Женские ролевые модели с каждым месяцем становятся разнообразнее и успешнее, но в отношении них нам нужно задаться одним вопросом: можно ли назвать то, что мы читаем и говорим о них, «журналистским материалом»? Или это обычное свинство мировых СМИ?
Глава 15
Аборт
Я думаю, что у меня поликистоз яичников. Поэтому я иду на ультразвук. Я уже трижды обращалась к своему врачу с симптомами «угревая сыпь, утомляемость, увеличение веса, нарушение менструального цикла», и он послал меня на ультразвуковое исследование.

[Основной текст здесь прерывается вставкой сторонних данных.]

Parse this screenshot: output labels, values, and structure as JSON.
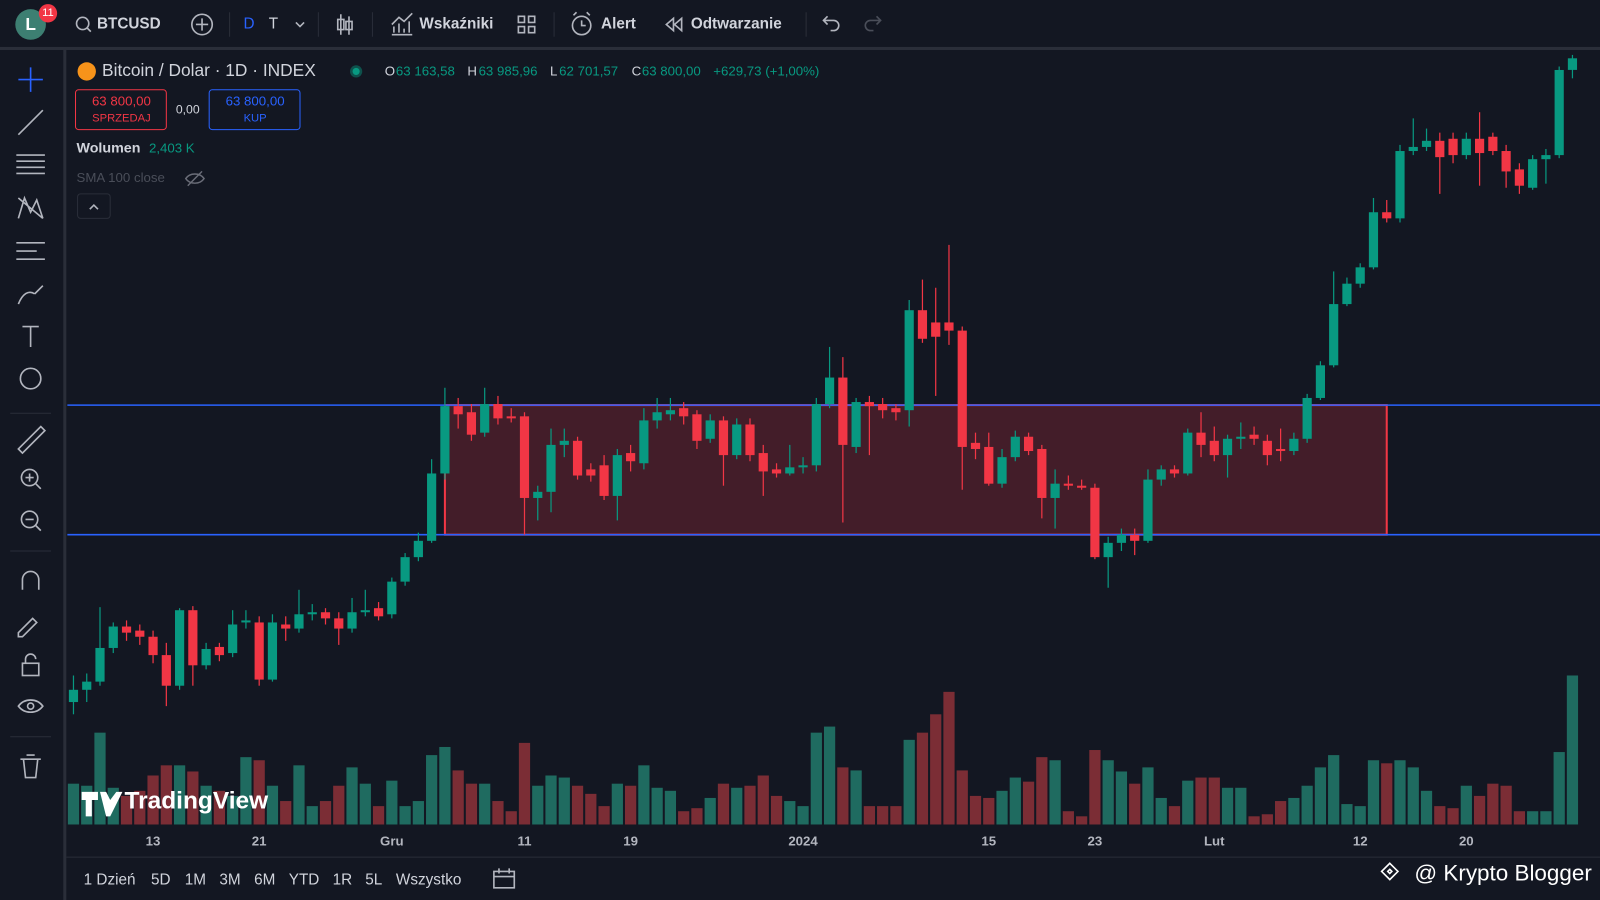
{
  "toolbar": {
    "avatar": "L",
    "badge": "11",
    "symbol": "BTCUSD",
    "interval_d": "D",
    "interval_t": "T",
    "indicators": "Wskaźniki",
    "alert": "Alert",
    "replay": "Odtwarzanie"
  },
  "legend": {
    "title": "Bitcoin / Dolar · 1D · INDEX",
    "o_key": "O",
    "o": "63 163,58",
    "h_key": "H",
    "h": "63 985,96",
    "l_key": "L",
    "l": "62 701,57",
    "c_key": "C",
    "c": "63 800,00",
    "change": "+629,73 (+1,00%)"
  },
  "trade": {
    "sell_price": "63 800,00",
    "sell": "SPRZEDAJ",
    "spread": "0,00",
    "buy_price": "63 800,00",
    "buy": "KUP"
  },
  "indicators": {
    "volume_name": "Wolumen",
    "volume_value": "2,403 K",
    "sma": "SMA 100 close"
  },
  "ranges": [
    "1 Dzień",
    "5D",
    "1M",
    "3M",
    "6M",
    "YTD",
    "1R",
    "5L",
    "Wszystko"
  ],
  "watermark": "TradingView",
  "credit": "@ Krypto Blogger",
  "chart_data": {
    "type": "candlestick",
    "categories": [
      null,
      null,
      null,
      null,
      null,
      null,
      "13",
      null,
      null,
      null,
      null,
      null,
      null,
      null,
      "21",
      null,
      null,
      null,
      null,
      null,
      null,
      null,
      null,
      null,
      "Gru",
      null,
      null,
      null,
      null,
      null,
      null,
      null,
      null,
      null,
      "11",
      null,
      null,
      null,
      null,
      null,
      null,
      null,
      "19",
      null,
      null,
      null,
      null,
      null,
      null,
      null,
      null,
      null,
      null,
      null,
      null,
      "2024",
      null,
      null,
      null,
      null,
      null,
      null,
      null,
      null,
      null,
      null,
      null,
      null,
      null,
      "15",
      null,
      null,
      null,
      null,
      null,
      null,
      null,
      "23",
      null,
      null,
      null,
      null,
      null,
      null,
      null,
      null,
      "Lut",
      null,
      null,
      null,
      null,
      null,
      null,
      null,
      null,
      null,
      null,
      "12",
      null,
      null,
      null,
      null,
      null,
      null,
      null,
      "20",
      null,
      null,
      null,
      null,
      null,
      null,
      null,
      null
    ],
    "open": [
      28472,
      29144,
      29592,
      31440,
      32616,
      32392,
      32056,
      31048,
      29368,
      33512,
      30488,
      31496,
      31160,
      32840,
      32840,
      29704,
      32728,
      32504,
      33288,
      33400,
      33064,
      32504,
      33400,
      33624,
      33288,
      35080,
      36424,
      37320,
      41016,
      44712,
      44376,
      43256,
      44824,
      44152,
      44152,
      39672,
      40008,
      42584,
      42808,
      41240,
      41464,
      39784,
      42136,
      41576,
      43928,
      44264,
      44600,
      44264,
      42920,
      43928,
      42024,
      43704,
      42136,
      41240,
      41016,
      41352,
      41464,
      44824,
      46280,
      42472,
      44936,
      44824,
      44600,
      44488,
      49976,
      49304,
      49304,
      48856,
      42696,
      42472,
      40456,
      41912,
      43032,
      42360,
      39672,
      40456,
      40344,
      40232,
      36424,
      37208,
      37656,
      37320,
      40680,
      41240,
      41016,
      43256,
      42808,
      42024,
      42920,
      43144,
      42808,
      42360,
      42248,
      42920,
      45160,
      46952,
      50312,
      51432,
      52328,
      55352,
      55016,
      58712,
      58936,
      59272,
      59384,
      58488,
      59384,
      59496,
      58712,
      57704,
      56696,
      58264,
      58488,
      63163.58
    ],
    "high": [
      29928,
      30040,
      33680,
      32840,
      32952,
      32728,
      32392,
      31720,
      33624,
      33736,
      31720,
      31720,
      33512,
      33512,
      33176,
      33288,
      33176,
      34632,
      33848,
      33624,
      33400,
      34184,
      34632,
      33960,
      35304,
      36648,
      37768,
      41800,
      45720,
      45160,
      44824,
      45720,
      45272,
      44600,
      44376,
      40344,
      43480,
      43480,
      43032,
      41576,
      42024,
      42360,
      42584,
      44600,
      45160,
      45160,
      44936,
      44488,
      44264,
      44152,
      44040,
      44040,
      42584,
      41576,
      42584,
      41912,
      45160,
      47960,
      47400,
      45160,
      45272,
      45160,
      44824,
      50536,
      51656,
      51208,
      53560,
      49080,
      43256,
      43256,
      42360,
      43368,
      43256,
      42584,
      41240,
      40904,
      40680,
      40456,
      37544,
      37992,
      37992,
      41240,
      41464,
      41464,
      43480,
      44376,
      43592,
      43144,
      43816,
      43592,
      43144,
      43480,
      43256,
      45384,
      47176,
      52104,
      51768,
      52552,
      56136,
      56024,
      59048,
      60504,
      59944,
      59720,
      59720,
      59720,
      60840,
      59720,
      59048,
      58040,
      58488,
      58824,
      63350,
      63985.96
    ],
    "low": [
      27800,
      28472,
      29368,
      31160,
      31832,
      31608,
      30600,
      28248,
      29144,
      29368,
      30264,
      30712,
      30936,
      32504,
      29368,
      29592,
      31832,
      32280,
      32952,
      32728,
      31608,
      32280,
      33176,
      32952,
      33064,
      34856,
      36200,
      37208,
      40680,
      43480,
      42808,
      43032,
      43704,
      43816,
      37656,
      38440,
      38888,
      41912,
      40680,
      40568,
      39560,
      38440,
      41128,
      41240,
      43480,
      43928,
      43704,
      42360,
      42696,
      40344,
      41800,
      41688,
      39784,
      40792,
      40904,
      41016,
      41128,
      44600,
      38328,
      42136,
      42024,
      44040,
      43928,
      43592,
      48184,
      45272,
      48072,
      40120,
      41800,
      40344,
      40232,
      41688,
      42024,
      38552,
      37992,
      40120,
      40120,
      36312,
      34744,
      36760,
      36536,
      37208,
      40344,
      40792,
      40904,
      41912,
      41688,
      40792,
      42360,
      42584,
      41464,
      41688,
      42024,
      42696,
      45048,
      46840,
      50200,
      51208,
      52216,
      54792,
      54792,
      58488,
      58712,
      56360,
      58040,
      58264,
      56808,
      58488,
      56696,
      56360,
      56584,
      56920,
      58320,
      62701.57
    ],
    "close": [
      29144,
      29592,
      31440,
      32616,
      32280,
      32056,
      31048,
      29368,
      33512,
      30488,
      31384,
      31048,
      32728,
      32952,
      29704,
      32840,
      32504,
      33288,
      33400,
      33064,
      32504,
      33400,
      33512,
      33176,
      35080,
      36424,
      37320,
      41016,
      44712,
      44264,
      43144,
      44824,
      44040,
      44040,
      39672,
      40008,
      42584,
      42808,
      40904,
      40904,
      39784,
      42024,
      41688,
      43928,
      44376,
      44488,
      44152,
      42808,
      43928,
      42024,
      43704,
      42024,
      41128,
      41016,
      41352,
      41464,
      44824,
      46280,
      42584,
      44936,
      44712,
      44488,
      44376,
      49976,
      48408,
      48520,
      48856,
      42472,
      42360,
      40456,
      41912,
      43032,
      42248,
      39672,
      40456,
      40344,
      40232,
      36424,
      37208,
      37656,
      37320,
      40680,
      41240,
      41016,
      43256,
      42584,
      42024,
      42920,
      43032,
      42920,
      42024,
      42248,
      42920,
      45160,
      46952,
      50312,
      51432,
      52328,
      55352,
      55016,
      58712,
      58936,
      59272,
      58376,
      58488,
      59384,
      58600,
      58712,
      57592,
      56808,
      58264,
      58488,
      63160,
      63800
    ],
    "volume": [
      658,
      625,
      1481,
      592,
      461,
      543,
      790,
      954,
      954,
      855,
      625,
      543,
      461,
      1086,
      1036,
      625,
      378,
      954,
      296,
      378,
      625,
      921,
      658,
      296,
      707,
      296,
      378,
      1119,
      1250,
      872,
      658,
      658,
      378,
      214,
      1316,
      625,
      790,
      757,
      625,
      494,
      296,
      658,
      625,
      954,
      592,
      543,
      214,
      263,
      428,
      658,
      592,
      625,
      790,
      461,
      378,
      296,
      1481,
      1579,
      921,
      872,
      296,
      296,
      296,
      1365,
      1481,
      1777,
      2139,
      872,
      461,
      428,
      543,
      757,
      691,
      1086,
      1036,
      214,
      132,
      1201,
      1036,
      855,
      658,
      921,
      428,
      296,
      707,
      757,
      757,
      592,
      592,
      132,
      165,
      378,
      428,
      625,
      921,
      1119,
      329,
      296,
      1036,
      987,
      1036,
      921,
      543,
      296,
      263,
      625,
      461,
      658,
      625,
      214,
      214,
      214,
      1168,
      2403
    ],
    "ylim": [
      27800,
      64312
    ],
    "volume_lim": [
      0,
      2600
    ],
    "up_color": "#089981",
    "down_color": "#f23645",
    "volume_up_color": "#1f6b60",
    "volume_down_color": "#7b2d35",
    "levels": [
      44768,
      37656
    ],
    "level_color": "#2962ff",
    "zone": {
      "start": 28,
      "end": 99,
      "low": 37656,
      "high": 44768,
      "color": "#f23645"
    }
  }
}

Судя по симптомам, я беременна, скажете вы? Но я сдавала анализ шесть недель назад и получила отрицательный результат, и теперь врач дает мне такое же направление. Я съедаю на завтрак две банки консервированных ананасов и плачу при виде удручающего зрелища на экране. Конечно, я беременна. Но первый анализ этого не показал! И я еще кормлю грудью. Я не хочу быть беременной. Нет-нет, все это неправда.
Я лежу на кушетке. Изображение проецируется на стену, чтобы я могла видеть, что у меня внутри. Я понятия не имею, как выглядят поликистозные яичники, но ожидаю увидеть круги, похожие на кислородные пузырьки. Или, может быть, что-то больше похожее на внутренности: какие-то уплотнения; скопления чешуек.
Медсестра моет руки, готовясь к обследованию. Сейчас на экране нечто наподобие вида с палубы океанского лайнера ночью. Темное, черное пространство с редкими вкраплениями света. Неподвижное.
Но как только ультразвуковой датчик прижимается к моему животу, это как прыжок через гиперпространство: целая солнечная система взрывается жизнью. Линии и спирали, почки и кишки. Луны с вращающимися малыми планетами. А в центре нечто потаенное, глубокое, скрытое – пульсар. Сигнал. Тикающие часы.
Сердцебиение.
– Вы беременны! – бодро говорит медсестра. Медсестрам, наверное, положено сообщать это бодро. Они всегда так и делают – даже если пациентка бледнеет, громко чертыхается и начинает трястись.
Она прикладывает к экрану измерительную ленту, проделывает расчеты.
– Я бы сказала, что у вас около 11 недель, – говорит она, вдавливая ультразвуковой датчик в мой живот.
Это действительно плод – больше ничто другое не выглядит как плод. Изгиб позвоночника как бледный полумесяц. Череп словно шлем астронавта. Черные немигающие глаза креветки.
– Боже мой, – говорю я ребенку. – Какое же это безобразие.